Shares of Red Hat fell 10.6 percent in after-hours trading today as the company’s fourth-quarter forecast disappointed investors.
Red Hat’s fourth-quarter projection of $614 million to $622 million in revenues means sales will be just about flat quarter-to-quarter. Revenues for the company’s third quarter, which ended Nov. 30, were $615 million.
Investors expected third-quarter revenues closer to $622 million and fourth-quarter sales of $638 million, Investors Business Daily reported.
Part of what’s happening is that Red Hat is scoring larger deals. But the downside is that fewer customers are paying upfront, CEO Jim Whitehurst said on today’s conference call with analysts.
The company also had some “sizable” deals with the U.S. government that were delayed, Whitehurst said— although that doesn’t help to explain the apparent weakness in the fourth quarter.

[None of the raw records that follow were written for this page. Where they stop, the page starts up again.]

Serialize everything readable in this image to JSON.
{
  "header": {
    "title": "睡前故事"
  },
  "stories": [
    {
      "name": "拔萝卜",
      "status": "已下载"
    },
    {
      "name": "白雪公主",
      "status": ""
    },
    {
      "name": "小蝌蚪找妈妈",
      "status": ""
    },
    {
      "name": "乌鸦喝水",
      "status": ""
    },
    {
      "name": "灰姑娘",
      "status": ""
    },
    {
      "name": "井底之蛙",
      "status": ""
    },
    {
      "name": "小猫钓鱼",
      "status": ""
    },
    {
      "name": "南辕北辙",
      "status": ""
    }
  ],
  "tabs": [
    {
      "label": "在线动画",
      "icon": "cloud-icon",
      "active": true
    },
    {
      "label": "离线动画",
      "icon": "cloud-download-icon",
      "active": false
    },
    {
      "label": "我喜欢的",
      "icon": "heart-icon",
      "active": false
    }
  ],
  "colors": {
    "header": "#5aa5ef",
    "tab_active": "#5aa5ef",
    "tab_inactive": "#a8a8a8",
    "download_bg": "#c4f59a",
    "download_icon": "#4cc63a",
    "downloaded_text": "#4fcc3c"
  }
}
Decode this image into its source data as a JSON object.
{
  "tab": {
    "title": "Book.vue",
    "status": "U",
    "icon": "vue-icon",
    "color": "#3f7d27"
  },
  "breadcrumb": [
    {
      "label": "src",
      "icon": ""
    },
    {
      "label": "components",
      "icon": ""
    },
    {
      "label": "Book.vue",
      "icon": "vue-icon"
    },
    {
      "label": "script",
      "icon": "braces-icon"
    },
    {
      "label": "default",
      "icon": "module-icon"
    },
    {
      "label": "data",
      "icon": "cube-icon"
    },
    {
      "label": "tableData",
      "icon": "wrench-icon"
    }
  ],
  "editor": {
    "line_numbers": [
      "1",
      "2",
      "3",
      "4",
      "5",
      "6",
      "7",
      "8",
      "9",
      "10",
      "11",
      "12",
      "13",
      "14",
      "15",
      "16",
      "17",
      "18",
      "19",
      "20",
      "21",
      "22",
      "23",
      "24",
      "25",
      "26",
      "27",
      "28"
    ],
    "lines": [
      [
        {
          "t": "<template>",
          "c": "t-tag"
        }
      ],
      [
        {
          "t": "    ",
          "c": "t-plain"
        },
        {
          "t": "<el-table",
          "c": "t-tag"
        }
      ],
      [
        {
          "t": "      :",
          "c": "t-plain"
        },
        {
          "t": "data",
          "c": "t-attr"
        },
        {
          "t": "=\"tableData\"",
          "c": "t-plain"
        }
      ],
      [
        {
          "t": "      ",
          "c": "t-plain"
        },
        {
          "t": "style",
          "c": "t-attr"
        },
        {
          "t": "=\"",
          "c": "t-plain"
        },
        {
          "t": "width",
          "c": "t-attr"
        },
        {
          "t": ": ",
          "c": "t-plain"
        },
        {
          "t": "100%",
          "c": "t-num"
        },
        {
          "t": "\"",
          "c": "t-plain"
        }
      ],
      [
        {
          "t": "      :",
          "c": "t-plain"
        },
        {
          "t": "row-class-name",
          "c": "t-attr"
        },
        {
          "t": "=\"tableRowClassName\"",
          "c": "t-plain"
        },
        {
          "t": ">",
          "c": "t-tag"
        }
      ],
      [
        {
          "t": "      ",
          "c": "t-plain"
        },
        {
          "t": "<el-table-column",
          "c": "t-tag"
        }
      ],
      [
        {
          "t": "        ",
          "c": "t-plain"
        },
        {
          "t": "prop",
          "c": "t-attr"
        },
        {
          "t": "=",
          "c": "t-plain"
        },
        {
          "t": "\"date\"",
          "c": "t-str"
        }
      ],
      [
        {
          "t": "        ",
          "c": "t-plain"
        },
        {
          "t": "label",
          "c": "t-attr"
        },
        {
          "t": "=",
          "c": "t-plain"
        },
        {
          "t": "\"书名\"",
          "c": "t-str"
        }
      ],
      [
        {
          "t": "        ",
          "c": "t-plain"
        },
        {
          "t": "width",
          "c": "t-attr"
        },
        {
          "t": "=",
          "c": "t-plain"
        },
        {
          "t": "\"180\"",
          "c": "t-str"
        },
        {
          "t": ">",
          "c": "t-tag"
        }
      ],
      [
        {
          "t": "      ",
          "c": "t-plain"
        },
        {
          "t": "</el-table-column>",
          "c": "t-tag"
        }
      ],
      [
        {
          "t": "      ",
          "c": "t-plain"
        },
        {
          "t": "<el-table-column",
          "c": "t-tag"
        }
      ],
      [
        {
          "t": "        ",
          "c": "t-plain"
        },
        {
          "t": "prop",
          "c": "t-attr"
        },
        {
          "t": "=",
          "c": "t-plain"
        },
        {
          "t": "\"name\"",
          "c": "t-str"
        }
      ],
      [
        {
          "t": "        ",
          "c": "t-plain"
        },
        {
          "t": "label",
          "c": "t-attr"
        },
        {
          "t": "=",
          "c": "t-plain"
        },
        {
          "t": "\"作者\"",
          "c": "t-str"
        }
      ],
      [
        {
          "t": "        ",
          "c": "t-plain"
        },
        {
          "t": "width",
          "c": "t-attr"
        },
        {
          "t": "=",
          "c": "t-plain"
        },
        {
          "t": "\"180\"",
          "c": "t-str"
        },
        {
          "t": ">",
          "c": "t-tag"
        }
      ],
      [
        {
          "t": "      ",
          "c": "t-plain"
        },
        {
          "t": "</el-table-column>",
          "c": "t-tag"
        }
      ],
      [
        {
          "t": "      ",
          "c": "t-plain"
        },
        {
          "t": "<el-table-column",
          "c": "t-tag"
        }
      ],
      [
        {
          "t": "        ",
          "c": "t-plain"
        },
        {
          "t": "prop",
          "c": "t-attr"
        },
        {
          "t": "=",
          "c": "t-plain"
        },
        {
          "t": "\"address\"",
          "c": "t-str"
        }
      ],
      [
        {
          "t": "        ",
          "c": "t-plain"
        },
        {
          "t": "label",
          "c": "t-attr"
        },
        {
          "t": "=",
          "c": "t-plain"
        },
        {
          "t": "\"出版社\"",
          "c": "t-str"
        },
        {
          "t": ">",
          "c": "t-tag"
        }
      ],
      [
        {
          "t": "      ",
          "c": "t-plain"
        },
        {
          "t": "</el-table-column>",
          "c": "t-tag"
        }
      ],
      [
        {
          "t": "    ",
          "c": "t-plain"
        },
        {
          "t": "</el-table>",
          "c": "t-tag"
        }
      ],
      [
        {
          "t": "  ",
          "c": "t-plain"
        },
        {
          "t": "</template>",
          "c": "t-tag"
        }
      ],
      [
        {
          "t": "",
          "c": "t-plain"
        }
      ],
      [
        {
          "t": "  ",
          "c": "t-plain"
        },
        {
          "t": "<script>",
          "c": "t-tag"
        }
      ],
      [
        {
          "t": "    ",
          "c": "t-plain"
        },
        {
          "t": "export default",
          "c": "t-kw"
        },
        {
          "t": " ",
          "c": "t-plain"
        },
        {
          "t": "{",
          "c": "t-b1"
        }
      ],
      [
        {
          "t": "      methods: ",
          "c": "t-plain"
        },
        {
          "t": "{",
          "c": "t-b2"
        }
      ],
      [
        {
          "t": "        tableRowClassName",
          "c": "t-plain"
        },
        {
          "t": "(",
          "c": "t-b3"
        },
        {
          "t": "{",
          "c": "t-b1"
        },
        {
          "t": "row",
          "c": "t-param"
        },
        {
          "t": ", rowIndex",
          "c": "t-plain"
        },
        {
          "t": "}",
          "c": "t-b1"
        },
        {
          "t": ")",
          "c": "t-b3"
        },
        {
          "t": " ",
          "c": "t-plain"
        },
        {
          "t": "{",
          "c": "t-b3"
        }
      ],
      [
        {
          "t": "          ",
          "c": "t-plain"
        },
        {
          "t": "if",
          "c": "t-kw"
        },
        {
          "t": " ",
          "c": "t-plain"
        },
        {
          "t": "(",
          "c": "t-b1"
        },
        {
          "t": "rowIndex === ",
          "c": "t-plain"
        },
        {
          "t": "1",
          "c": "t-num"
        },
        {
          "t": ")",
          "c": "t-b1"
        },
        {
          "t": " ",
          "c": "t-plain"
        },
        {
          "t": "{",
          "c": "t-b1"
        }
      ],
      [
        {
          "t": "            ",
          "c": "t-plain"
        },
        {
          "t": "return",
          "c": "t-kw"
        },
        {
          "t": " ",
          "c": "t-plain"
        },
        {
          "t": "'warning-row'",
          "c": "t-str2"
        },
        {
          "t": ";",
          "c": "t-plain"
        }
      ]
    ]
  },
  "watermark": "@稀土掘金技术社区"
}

Of course, Red Hat isn’t ignoring the glass-half-full side of all this, namely: larger deals. In fiscal 2017 so far, the company has closed 73 deals of more than $1 million, up 40 percent compared with the first three quarters of fiscal 2016.
Those large deals included “several” OpenStack deals during the third quarter, as well as two large deals for OpenShift, the company’s Docker-based platform-as-a-service (PaaS), Whitehurst said. The two OpenShift deals were worth more than $5 million and $10 million, respectively.
Red Hat also announced that CFO Frank Calderoni will leave in late January to become CEO at another company. Calderoni was CFO at Cisco for seven years before leaving in 2015 to join Red Hat.
Eric Shander, the company’s vice president of finance and accounting, is slated to replace Calderoni.
Red Hat’s third-quarter revenues of $615 million were up from $524 million in the same quarter a year ago.
Third-quarter net income was $68 million, or 37 cents per share, compared with the previous year’s $47 million, or 25 cents per share.